Publication Type: Working Paper
Countries: Tanzania
Authors: Antonio Andreoni, Deograsias Mushi, Ole Therkildsen
Publication date: December 2020
Keywords: Commodities

Sugar scarcity is a widespread phenomenon across the African continent. National governments cover the so-called ‘sugar gap’ – the difference between domestically produced sugar and national consumption requirements – by managing imports of sugar from major world producers and exporters. Consequently, sugar production and trade are at the centre of the political economy of industrialisation across Africa and its sub-regions. Regulatory measures such as subsidies, import duties, and special licensing and tariff regimes operating at the domestic, bilateral and regional levels are major sources of rents and often result in rent-seeking behaviours and corruption both along the value chain and across the political spectrum.

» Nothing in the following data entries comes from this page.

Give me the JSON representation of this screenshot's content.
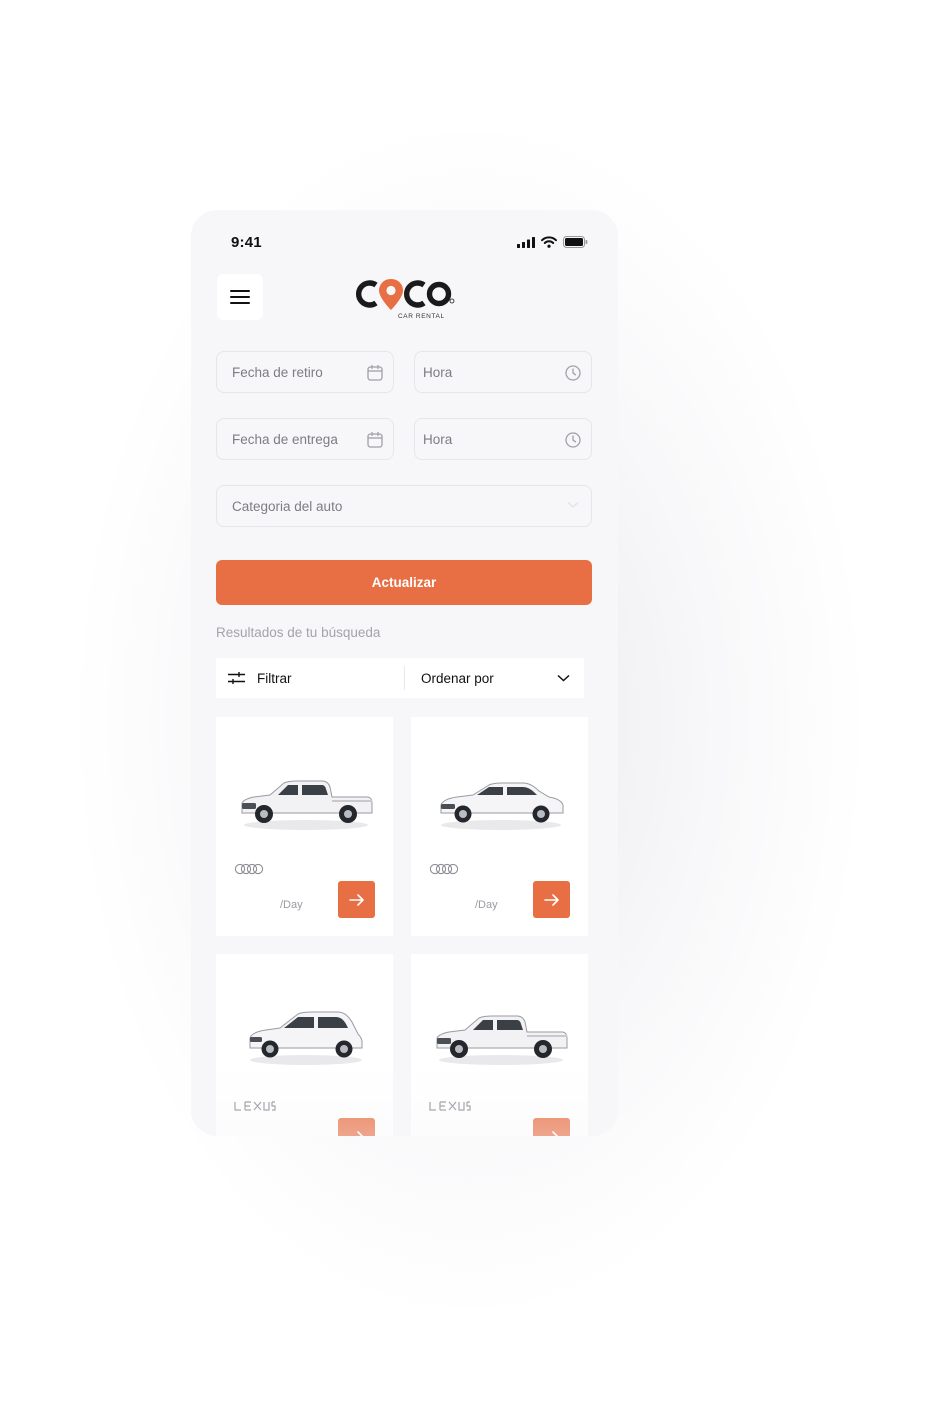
{
  "status_bar": {
    "time": "9:41",
    "icons": [
      "signal-icon",
      "wifi-icon",
      "battery-icon"
    ]
  },
  "header": {
    "menu_icon": "menu-icon",
    "logo_text": "COCO",
    "logo_tagline": "CAR RENTAL"
  },
  "search": {
    "pickup_date": {
      "placeholder": "Fecha de retiro",
      "icon": "calendar-icon"
    },
    "pickup_time": {
      "placeholder": "Hora",
      "icon": "clock-icon"
    },
    "return_date": {
      "placeholder": "Fecha de entrega",
      "icon": "calendar-icon"
    },
    "return_time": {
      "placeholder": "Hora",
      "icon": "clock-icon"
    },
    "category": {
      "placeholder": "Categoria del auto",
      "icon": "chevron-down-icon"
    },
    "submit_label": "Actualizar"
  },
  "results": {
    "title": "Resultados de tu búsqueda",
    "filter_label": "Filtrar",
    "sort_label": "Ordenar por",
    "cards": [
      {
        "car": "pickup-truck",
        "brand": "audi-logo",
        "price_unit": "/Day"
      },
      {
        "car": "sedan",
        "brand": "audi-logo",
        "price_unit": "/Day"
      },
      {
        "car": "hatchback",
        "brand": "lexus-logo",
        "price_unit": ""
      },
      {
        "car": "pickup-truck",
        "brand": "lexus-logo",
        "price_unit": ""
      }
    ]
  },
  "colors": {
    "accent": "#E86F44",
    "background": "#F7F7F9",
    "card": "#FFFFFF",
    "muted_text": "#A3A3AB"
  }
}
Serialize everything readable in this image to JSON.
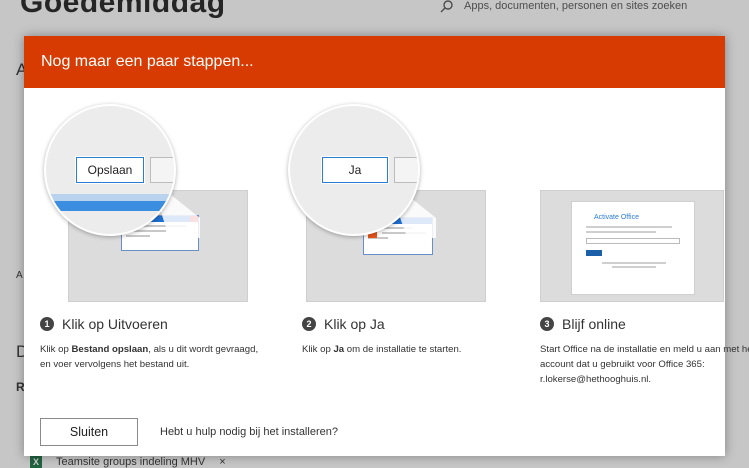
{
  "background": {
    "greeting": "Goedemiddag",
    "search_placeholder": "Apps, documenten, personen en sites zoeken",
    "left_letters": [
      "A",
      "A",
      "D",
      "R"
    ],
    "file_name": "Teamsite groups indeling MHV",
    "file_close": "×"
  },
  "dialog": {
    "title": "Nog maar een paar stappen...",
    "steps": [
      {
        "number": "1",
        "button_label": "Opslaan",
        "title": "Klik op Uitvoeren",
        "desc_pre": "Klik op ",
        "desc_bold": "Bestand opslaan",
        "desc_post": ", als u dit wordt gevraagd, en voer vervolgens het bestand uit."
      },
      {
        "number": "2",
        "button_label": "Ja",
        "title": "Klik op Ja",
        "desc_pre": "Klik op ",
        "desc_bold": "Ja",
        "desc_post": " om de installatie te starten."
      },
      {
        "number": "3",
        "screen_title": "Activate Office",
        "title": "Blijf online",
        "desc_pre": "Start Office na de installatie en meld u aan met het account dat u gebruikt voor Office 365: r.lokerse@hethooghuis.nl.",
        "desc_bold": "",
        "desc_post": ""
      }
    ],
    "close_label": "Sluiten",
    "help_text": "Hebt u hulp nodig bij het installeren?"
  },
  "colors": {
    "header": "#d83b01",
    "accent_blue": "#2b7cd3"
  }
}
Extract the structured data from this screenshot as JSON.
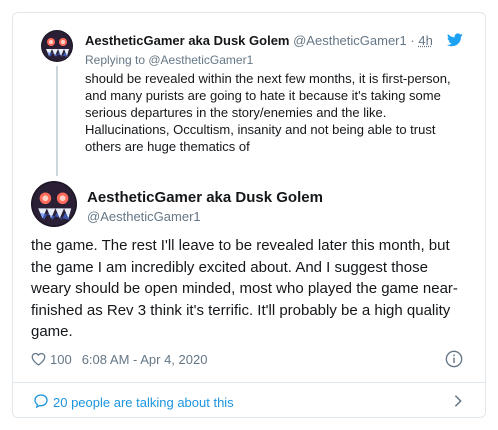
{
  "parent_tweet": {
    "display_name": "AestheticGamer aka Dusk Golem",
    "handle": "@AestheticGamer1",
    "separator": "·",
    "time": "4h",
    "replying_to": "Replying to @AestheticGamer1",
    "text": "should be revealed within the next few months, it is first-person, and many purists are going to hate it because it's taking some serious departures in the story/enemies and the like. Hallucinations, Occultism, insanity and  not being able to trust others are huge thematics of"
  },
  "main_tweet": {
    "display_name": "AestheticGamer aka Dusk Golem",
    "handle": "@AestheticGamer1",
    "text": "the game. The rest I'll leave to be revealed later this month, but the game I am incredibly excited about. And I suggest those weary should be open minded, most who played the game near-finished as Rev 3 think it's terrific. It'll probably be a high quality game.",
    "likes": "100",
    "timestamp": "6:08 AM - Apr 4, 2020"
  },
  "footer": {
    "talking_label": "20 people are talking about this"
  },
  "icons": {
    "brand": "twitter-bird-icon",
    "like": "heart-icon",
    "info": "info-icon",
    "talking": "speech-bubble-icon",
    "more": "chevron-right-icon"
  },
  "colors": {
    "link": "#1b95e0",
    "secondary_text": "#657786",
    "border": "#e1e8ed",
    "avatar_bg": "#1a1422"
  }
}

To address such problems of corruption in the sugar industry in Tanzania and other developing countries, we argue that the ‘political logic of scarcity’ must be understood. With this concept we highlight that, first and foremost, the fundamental constraining processes and the major sources of corruption stem from the fact that rents are intrinsically linked to scarcity; second, that rent-seeking is both about exploiting the existing real scarcity as much as actively creating and reproducing both real and artificial scarcity. These three processes are commodity-industry specific. They can also operate in parallel and be contested by different powerful groups over time. More importantly, the micromanagement of these interrelated rent processes by powerful groups leads to extremely volatile domestic markets, which in turn makes domestic productive investments difficult. Without such productive investments, scarcity cannot be overcome, and corruption remains rampant.